Contract renewals with pilots and other unionized workers, inflationary pay increases for non-unionized employees, and delays in rebuilding staffing levels since travel began its sustained recovery in mid-2021 have all led to rising labor costs for U.S. airlines, according to a report published Thursday by Moody’s Investors Service. The credit rating and research agency sees aggregate labor expense for the eight U.S. airlines it rates increasing by 19 percent in 2023 and another 8 percent in 2024, as the low U.S. unemployment rate continues to create staffing and labor cost headwinds—as will the mandatory retirement age of 65 for pilots if Congress does not pass legislation to raise the limit to age 67.

Moody’s projects combined revenue for the eight airlines—namely, United, Delta, American, Southwest, JetBlue, Spirit, Hawaiian, and Allegiant—to reach $212 billion this year, or 13 percent higher than the $187 billion they generated in 2022. While the companies continue to experience strong demand through the summer, capacity shortfalls brought on by shortages of aircraft, spare parts, maintenance capacity, and labor will help support ticket prices well into 2024, even if a recession takes hold and slows demand, said the report’s author, Moody’s Investors Service senior v-p Jonathan Root.
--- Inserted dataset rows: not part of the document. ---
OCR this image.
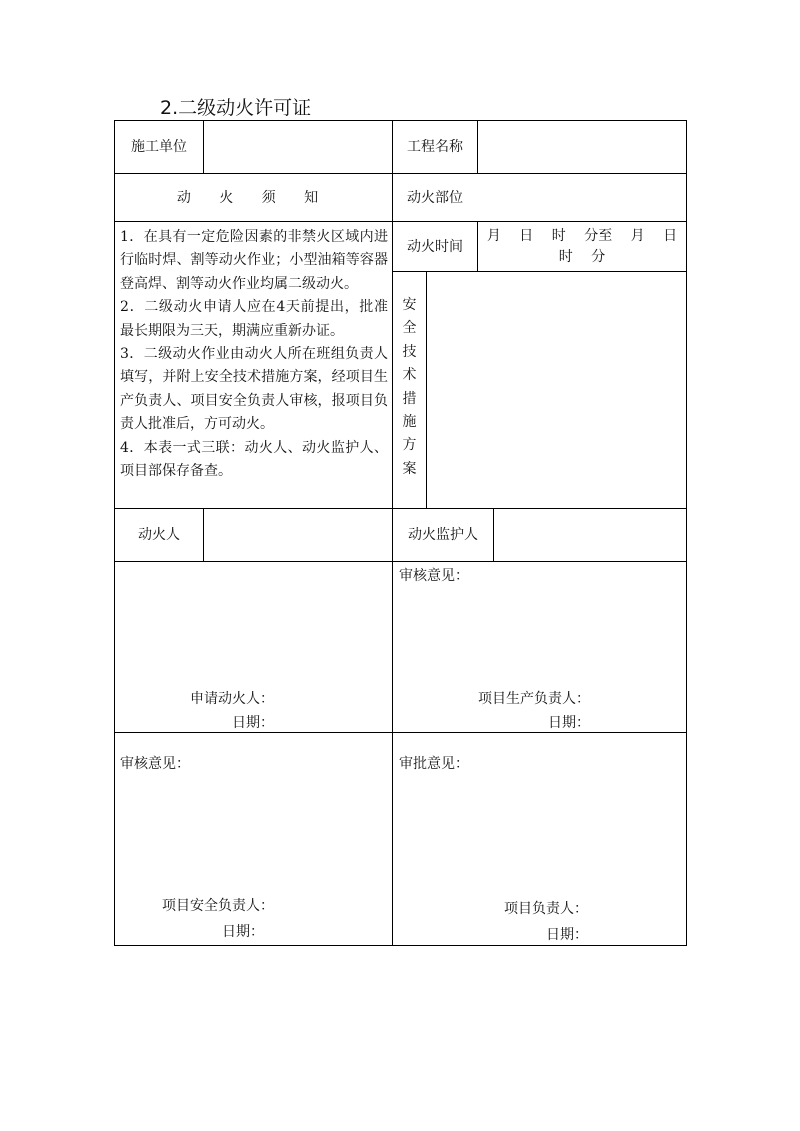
2.二级动火许可证
施工单位	工程名称
动 火 须 知	动火部位

1．在具有一定危险因素的非禁火区域内进行临时焊、割等动火作业；小型油箱等容器登高焊、割等动火作业均属二级动火。

2．二级动火申请人应在4天前提出，批准最长期限为三天，期满应重新办证。

3．二级动火作业由动火人所在班组负责人填写，并附上安全技术措施方案，经项目生产负责人、项目安全负责人审核，报项目负责人批准后，方可动火。

4．本表一式三联：动火人、动火监护人、项目部保存备查。

动火时间
月 日 时 分至 月 日 时 分
安
全
技
术
措
施
方
案
动火人	动火监护人
申请动火人：
日期：
审核意见：
项目生产负责人：
日期：
审核意见：
项目安全负责人：
日期：
审批意见：
项目负责人：
日期：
Still, the price elasticity of demand over economic cycles will prove what he called the ultimate arbiter of the industry's ability to cover increasing costs.

Although Moody’s projects the total operating margin for the eight U.S. airlines to increase to 7.1 percent this year from 4.1 percent in 2022, higher labor costs will constrain growth in operating margins. The report projects operating margins to average 5.6 percent, with a high of 9.7 percent for Allegiant and a low of -1 percent for Spirit Airlines. Absent the sharp increases in pilot pay, the airlines' collective operating margin in 2023 would amount to about 10 percent.

Moody’s projections assume pay raises across all airline work groups this year, including a 19 percent increase for pilots and 5 percent for all other employees.

Separately, Moody’s believes airlines’ fuel costs will decline because of downward pressure on the price of oil and the potential for refinery crack spreads—the difference between the purchase price of crude oil and the selling price of refined petroleum—to decline in 2023 as global refinery capacity modestly increases. Brent crude oil averaged $101 per barrel in 2022 versus $64 in 2019. Brent traded at about $76 per barrel on March 28.

Moody’s per-gallon fuel price assumptions imply an average Brent price of $93 per barrel for 2023. The agency now assumes an average per gallon price of $3.07 for 2023, down from $3.47 in 2022.

With fuel accounting for 27 percent of U.S. airlines' revenue in 2022, the price of Brent and the jet fuel crack spread affects operating profits throughout the year, said the report. The eight U.S. airlines rated by the company used 14.7 billion gallons in 2022, down from 16.9 billion in 2019. Moody’s projects fuel consumption of 16.6 billion gallons in 2023.